Reflecting on his decorated military career and his life as a whole, Albert’s daughter has now paid tribute to her ‘larger than life’ father.

Diane Walton said: “Dad was a reluctant hero. It wasn’t until we went back to Normandy in 2018 that I knew about his achievements in the war.

“He was just a lovely, lovely dad. He was full of life, full of fun and larger than life.

“He used to go out everyday. He’d pop down to town and was generally very active until the end and he was always sharp as a tack.

Former Lord-Lieutenant of Northamptonshire David Laing surprised Albert by calling him up to present him with the Legion of Honour in 2019.

“He was also passionate about raising money particularly for the Blind Veterans charity."

During his time in the navy Albert was stationed in Normandy the night before D-Day where he signalled Canadian Army assault crafts from Juno Beach.

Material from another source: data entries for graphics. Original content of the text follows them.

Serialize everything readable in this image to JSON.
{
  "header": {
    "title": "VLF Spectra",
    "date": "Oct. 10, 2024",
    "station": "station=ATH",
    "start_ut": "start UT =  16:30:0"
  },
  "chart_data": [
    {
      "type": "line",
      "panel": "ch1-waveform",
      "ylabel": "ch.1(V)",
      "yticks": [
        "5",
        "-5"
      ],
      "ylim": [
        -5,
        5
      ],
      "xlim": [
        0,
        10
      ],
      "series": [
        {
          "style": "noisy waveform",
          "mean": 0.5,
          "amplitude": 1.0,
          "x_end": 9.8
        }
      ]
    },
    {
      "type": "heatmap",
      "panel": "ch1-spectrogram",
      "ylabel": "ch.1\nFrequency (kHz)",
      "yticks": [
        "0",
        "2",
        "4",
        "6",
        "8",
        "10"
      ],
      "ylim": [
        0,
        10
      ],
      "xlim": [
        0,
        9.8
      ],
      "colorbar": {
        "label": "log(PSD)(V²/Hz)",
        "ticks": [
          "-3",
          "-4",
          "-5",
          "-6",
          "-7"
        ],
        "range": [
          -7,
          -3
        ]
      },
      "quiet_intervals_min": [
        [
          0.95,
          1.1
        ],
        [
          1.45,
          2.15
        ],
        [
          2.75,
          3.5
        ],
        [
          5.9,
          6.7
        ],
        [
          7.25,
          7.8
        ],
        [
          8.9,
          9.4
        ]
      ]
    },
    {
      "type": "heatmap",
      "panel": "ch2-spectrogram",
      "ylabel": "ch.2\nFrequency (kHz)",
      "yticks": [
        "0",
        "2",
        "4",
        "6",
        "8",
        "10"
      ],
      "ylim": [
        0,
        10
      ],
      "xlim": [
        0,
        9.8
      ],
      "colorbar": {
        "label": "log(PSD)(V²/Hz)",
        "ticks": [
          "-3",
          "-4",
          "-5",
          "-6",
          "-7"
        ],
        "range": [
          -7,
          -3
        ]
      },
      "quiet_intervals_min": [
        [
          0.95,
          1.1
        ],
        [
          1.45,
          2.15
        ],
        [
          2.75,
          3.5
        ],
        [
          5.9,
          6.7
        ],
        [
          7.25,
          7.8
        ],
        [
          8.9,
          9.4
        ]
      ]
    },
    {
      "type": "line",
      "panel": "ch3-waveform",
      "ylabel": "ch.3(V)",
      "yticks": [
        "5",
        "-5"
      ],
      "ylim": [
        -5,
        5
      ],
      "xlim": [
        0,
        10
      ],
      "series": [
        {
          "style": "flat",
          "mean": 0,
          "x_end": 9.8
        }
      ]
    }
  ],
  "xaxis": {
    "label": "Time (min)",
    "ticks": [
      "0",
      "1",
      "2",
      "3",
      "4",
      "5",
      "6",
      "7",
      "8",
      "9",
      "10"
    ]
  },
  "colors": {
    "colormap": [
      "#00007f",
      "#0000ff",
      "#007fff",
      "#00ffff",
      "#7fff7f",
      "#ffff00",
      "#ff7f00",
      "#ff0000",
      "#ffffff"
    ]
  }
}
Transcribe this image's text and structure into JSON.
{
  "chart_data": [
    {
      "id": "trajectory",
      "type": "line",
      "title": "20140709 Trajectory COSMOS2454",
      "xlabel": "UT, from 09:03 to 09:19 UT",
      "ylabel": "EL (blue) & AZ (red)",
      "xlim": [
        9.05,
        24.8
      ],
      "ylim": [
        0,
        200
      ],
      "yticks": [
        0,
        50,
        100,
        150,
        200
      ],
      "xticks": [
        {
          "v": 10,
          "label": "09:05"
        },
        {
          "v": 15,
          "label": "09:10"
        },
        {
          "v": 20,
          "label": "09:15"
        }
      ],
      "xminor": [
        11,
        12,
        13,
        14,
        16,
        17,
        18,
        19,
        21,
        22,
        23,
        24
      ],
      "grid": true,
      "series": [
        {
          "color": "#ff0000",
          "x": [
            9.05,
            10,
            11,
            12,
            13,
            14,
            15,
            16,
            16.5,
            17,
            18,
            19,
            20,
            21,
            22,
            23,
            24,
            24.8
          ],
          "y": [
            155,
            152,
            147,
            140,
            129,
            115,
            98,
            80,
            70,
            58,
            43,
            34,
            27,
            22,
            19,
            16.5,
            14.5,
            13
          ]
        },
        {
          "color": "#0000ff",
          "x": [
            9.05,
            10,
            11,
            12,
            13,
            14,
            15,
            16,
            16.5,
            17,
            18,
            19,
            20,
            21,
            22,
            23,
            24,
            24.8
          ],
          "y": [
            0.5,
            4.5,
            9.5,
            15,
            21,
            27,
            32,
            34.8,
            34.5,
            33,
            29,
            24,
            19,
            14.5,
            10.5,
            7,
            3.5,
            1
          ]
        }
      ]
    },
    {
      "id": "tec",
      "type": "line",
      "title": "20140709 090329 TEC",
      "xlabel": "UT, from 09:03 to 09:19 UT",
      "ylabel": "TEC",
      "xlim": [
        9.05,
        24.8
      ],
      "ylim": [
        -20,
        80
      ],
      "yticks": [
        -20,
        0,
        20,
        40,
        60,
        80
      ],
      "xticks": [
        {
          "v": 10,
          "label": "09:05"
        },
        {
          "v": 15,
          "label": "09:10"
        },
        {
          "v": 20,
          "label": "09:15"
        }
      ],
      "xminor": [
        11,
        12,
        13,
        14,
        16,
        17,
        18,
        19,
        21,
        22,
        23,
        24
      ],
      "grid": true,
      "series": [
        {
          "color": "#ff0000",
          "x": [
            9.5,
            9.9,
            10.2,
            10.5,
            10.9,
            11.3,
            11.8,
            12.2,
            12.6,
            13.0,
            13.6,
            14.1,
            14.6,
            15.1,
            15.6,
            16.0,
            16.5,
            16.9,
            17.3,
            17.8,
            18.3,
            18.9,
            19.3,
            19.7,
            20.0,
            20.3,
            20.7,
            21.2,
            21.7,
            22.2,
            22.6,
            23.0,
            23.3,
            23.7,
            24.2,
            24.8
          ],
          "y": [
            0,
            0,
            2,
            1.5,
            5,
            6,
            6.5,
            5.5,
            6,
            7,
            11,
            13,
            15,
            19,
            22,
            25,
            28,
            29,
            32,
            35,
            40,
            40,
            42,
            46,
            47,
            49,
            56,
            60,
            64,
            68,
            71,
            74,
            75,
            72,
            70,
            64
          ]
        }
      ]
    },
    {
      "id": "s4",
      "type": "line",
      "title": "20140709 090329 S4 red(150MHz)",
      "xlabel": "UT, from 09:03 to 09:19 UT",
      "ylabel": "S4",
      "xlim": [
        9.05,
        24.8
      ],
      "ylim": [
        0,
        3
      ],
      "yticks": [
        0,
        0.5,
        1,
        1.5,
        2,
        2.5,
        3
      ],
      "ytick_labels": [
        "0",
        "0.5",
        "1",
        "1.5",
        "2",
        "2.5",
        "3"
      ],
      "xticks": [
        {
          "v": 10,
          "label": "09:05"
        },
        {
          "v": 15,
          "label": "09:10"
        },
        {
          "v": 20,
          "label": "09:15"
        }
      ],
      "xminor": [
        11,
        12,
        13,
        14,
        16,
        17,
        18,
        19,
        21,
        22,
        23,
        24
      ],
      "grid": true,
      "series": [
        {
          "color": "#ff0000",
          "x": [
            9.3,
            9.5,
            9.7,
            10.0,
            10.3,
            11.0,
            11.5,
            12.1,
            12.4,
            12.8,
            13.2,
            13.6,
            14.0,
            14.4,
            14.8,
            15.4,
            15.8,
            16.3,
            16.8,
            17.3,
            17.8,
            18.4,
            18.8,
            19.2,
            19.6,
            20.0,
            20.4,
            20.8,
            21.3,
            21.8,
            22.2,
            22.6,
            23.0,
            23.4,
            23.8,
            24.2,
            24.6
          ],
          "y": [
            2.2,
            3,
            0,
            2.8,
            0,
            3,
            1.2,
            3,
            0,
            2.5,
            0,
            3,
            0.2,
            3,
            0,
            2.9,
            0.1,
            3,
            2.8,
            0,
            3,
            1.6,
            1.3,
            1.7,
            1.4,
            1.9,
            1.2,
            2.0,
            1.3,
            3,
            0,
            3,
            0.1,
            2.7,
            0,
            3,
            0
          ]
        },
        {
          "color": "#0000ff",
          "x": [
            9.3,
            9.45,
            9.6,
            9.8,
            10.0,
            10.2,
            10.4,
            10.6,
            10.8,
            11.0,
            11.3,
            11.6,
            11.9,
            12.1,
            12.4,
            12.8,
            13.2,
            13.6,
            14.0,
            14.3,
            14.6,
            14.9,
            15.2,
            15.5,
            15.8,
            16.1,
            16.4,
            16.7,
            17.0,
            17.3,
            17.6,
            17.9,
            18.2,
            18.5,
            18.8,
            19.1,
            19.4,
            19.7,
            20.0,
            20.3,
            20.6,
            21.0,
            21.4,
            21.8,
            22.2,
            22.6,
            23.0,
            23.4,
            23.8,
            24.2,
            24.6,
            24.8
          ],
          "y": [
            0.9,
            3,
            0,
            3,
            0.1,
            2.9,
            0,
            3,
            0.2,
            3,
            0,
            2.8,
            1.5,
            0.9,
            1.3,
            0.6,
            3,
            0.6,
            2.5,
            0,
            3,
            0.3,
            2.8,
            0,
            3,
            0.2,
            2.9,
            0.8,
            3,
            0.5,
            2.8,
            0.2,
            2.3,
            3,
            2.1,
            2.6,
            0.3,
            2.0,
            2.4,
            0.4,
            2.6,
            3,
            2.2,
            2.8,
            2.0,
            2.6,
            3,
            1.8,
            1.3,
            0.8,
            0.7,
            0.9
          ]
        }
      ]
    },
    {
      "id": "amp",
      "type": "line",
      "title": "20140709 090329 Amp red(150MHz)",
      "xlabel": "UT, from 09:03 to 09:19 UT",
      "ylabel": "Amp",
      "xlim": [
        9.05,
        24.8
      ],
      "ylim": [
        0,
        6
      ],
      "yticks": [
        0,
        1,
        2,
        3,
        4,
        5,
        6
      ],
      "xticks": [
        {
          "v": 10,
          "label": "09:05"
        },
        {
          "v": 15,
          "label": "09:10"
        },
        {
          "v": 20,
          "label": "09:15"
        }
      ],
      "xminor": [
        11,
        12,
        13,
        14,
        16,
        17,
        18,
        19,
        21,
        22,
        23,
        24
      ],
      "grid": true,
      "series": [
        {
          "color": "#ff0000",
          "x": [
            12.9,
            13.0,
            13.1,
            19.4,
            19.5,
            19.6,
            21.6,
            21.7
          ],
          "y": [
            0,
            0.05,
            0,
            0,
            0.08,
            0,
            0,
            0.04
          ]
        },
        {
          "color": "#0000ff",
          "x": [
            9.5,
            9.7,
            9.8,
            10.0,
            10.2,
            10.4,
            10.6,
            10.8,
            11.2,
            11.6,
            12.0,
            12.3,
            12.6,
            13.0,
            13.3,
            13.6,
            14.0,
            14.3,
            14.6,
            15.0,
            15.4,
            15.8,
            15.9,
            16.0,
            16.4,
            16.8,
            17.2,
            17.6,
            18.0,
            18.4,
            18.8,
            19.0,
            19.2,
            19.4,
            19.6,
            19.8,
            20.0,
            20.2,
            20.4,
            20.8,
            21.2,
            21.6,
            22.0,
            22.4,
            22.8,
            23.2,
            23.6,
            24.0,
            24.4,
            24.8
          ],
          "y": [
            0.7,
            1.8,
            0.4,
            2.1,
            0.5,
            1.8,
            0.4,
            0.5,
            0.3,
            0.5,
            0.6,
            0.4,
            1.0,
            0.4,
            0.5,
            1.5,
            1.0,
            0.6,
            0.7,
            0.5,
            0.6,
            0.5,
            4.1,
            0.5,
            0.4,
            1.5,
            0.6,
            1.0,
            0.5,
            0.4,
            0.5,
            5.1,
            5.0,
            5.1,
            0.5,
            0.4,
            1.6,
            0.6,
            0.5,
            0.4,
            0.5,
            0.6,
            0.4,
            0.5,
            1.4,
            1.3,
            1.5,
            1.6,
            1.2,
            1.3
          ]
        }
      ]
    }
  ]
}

Later that year and five days before his 21st birthday, Albert was missing and presumed dead in Antwerp when a V2 rocket killed 567 people.

Among the dead was Albert’s friend who had been sitting beside him, but Albert himself was buried alive and then dug out by Canadian forces.

Albert spent his special birthday with nurses picking out rubble and shrapnel from his face and body.

For his bravery and service, Albert was awarded France's highest military medal - the Legion d'Honneur back in 2019 when he was surprised by family members and the Lord Lieutenant of Northamptonshire.

Diane added: “We are incredibly proud of him and his achievements and he was really blown away by the Legion d’Honneur he was awarded.

“He had an active war, but he would make us laugh with all his stories of things that happened.

“We’d heard them hundreds of times over the years so much so that I started recording him telling the stories.”

Upon returning from war Albert worked in the shoe and boot industry, as a bookmaker and then as an office manager until he retired.

Albert enjoyed horse racing and bowls and was even on his team’s bowls tour in Western-super-Mare just weeks before he died.

Last year, he also took part in a fundraiser for Blind Veterans where he completed 26 squats a day on his balcony during lockdown.

Albert leaves behind Diane, her brother and a loving family who will miss him greatly.